Lefty O’Doul swung at another Dean high fastball and struck out.

“You were part of it, Paul,” I said softly, no accusation in my voice.

But his face clenched in pain, anyway. “You think I don’t know that? Listen, I love that girl…”

“I thought you had a new fiancée.”

Myrtle Mantz had won her divorce decree last July, after plenty of embarrassment for Paul and Amy in the papers. Paul Mantz had steadfastly maintained, however, that theirs was strictly an employer/employee relationship.

“I love her like a sister,” he said irritably. “Why do you think this is eatin’ me up like a goddamn ulcer? I’m tellin’ ya, Gippy sold her out.”

I frowned at him. “How? Who to?”

“I don’t know exactly.

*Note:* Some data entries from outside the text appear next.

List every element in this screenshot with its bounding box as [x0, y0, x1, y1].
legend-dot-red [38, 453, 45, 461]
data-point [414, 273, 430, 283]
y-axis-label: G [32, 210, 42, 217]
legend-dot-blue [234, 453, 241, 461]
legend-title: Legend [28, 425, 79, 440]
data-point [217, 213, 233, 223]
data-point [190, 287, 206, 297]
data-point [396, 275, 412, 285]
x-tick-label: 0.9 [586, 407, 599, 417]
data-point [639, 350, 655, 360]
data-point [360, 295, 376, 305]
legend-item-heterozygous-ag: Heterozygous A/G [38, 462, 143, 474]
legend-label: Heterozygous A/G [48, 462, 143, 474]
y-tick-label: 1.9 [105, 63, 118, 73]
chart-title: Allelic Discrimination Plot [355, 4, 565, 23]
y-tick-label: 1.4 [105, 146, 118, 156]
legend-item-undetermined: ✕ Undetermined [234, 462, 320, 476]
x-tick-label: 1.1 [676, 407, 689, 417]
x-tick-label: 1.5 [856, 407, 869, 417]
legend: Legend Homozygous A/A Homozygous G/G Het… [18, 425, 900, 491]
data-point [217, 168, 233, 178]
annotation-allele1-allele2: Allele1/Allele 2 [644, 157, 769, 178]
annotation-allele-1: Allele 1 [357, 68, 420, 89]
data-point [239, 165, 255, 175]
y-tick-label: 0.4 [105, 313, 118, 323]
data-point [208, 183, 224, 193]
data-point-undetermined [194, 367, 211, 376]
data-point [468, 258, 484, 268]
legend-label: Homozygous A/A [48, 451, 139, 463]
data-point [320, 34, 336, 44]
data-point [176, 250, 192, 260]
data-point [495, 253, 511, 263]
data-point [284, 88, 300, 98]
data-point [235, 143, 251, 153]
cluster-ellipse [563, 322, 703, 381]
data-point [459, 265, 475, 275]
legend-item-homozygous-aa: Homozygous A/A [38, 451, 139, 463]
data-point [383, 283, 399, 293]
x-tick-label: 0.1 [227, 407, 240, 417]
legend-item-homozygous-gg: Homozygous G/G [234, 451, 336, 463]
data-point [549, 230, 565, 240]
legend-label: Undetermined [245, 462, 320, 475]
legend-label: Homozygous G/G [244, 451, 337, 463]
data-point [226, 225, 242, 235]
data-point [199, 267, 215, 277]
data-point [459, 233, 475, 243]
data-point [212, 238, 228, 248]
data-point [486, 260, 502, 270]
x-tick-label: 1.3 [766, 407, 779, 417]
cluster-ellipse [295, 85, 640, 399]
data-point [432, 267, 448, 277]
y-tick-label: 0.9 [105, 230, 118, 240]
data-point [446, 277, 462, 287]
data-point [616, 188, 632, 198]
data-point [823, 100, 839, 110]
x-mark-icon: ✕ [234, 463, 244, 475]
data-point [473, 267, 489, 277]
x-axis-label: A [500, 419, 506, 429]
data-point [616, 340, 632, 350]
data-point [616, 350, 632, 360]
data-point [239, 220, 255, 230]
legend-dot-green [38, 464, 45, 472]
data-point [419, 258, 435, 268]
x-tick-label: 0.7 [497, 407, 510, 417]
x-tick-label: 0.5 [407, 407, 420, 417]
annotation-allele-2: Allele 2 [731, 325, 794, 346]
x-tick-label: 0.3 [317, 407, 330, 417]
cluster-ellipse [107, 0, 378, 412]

That’s what I want to hire you to find out.”

“I don’t follow this. At all.”

The Giants were at bat. Burgess Whitehead had singled, Hubbell had sacrificed him to second, with Dick Bartell up. Dean half-turned to second, then with no stop in his fluid motion, pitched one at the plate, which Bartell reflexively swung at, popping out to left field. But the umpire called it a balk, and Dizzy Dean threw his cap in the air and charged toward the umpire to talk it over. The crowd went crazy with rage and glee.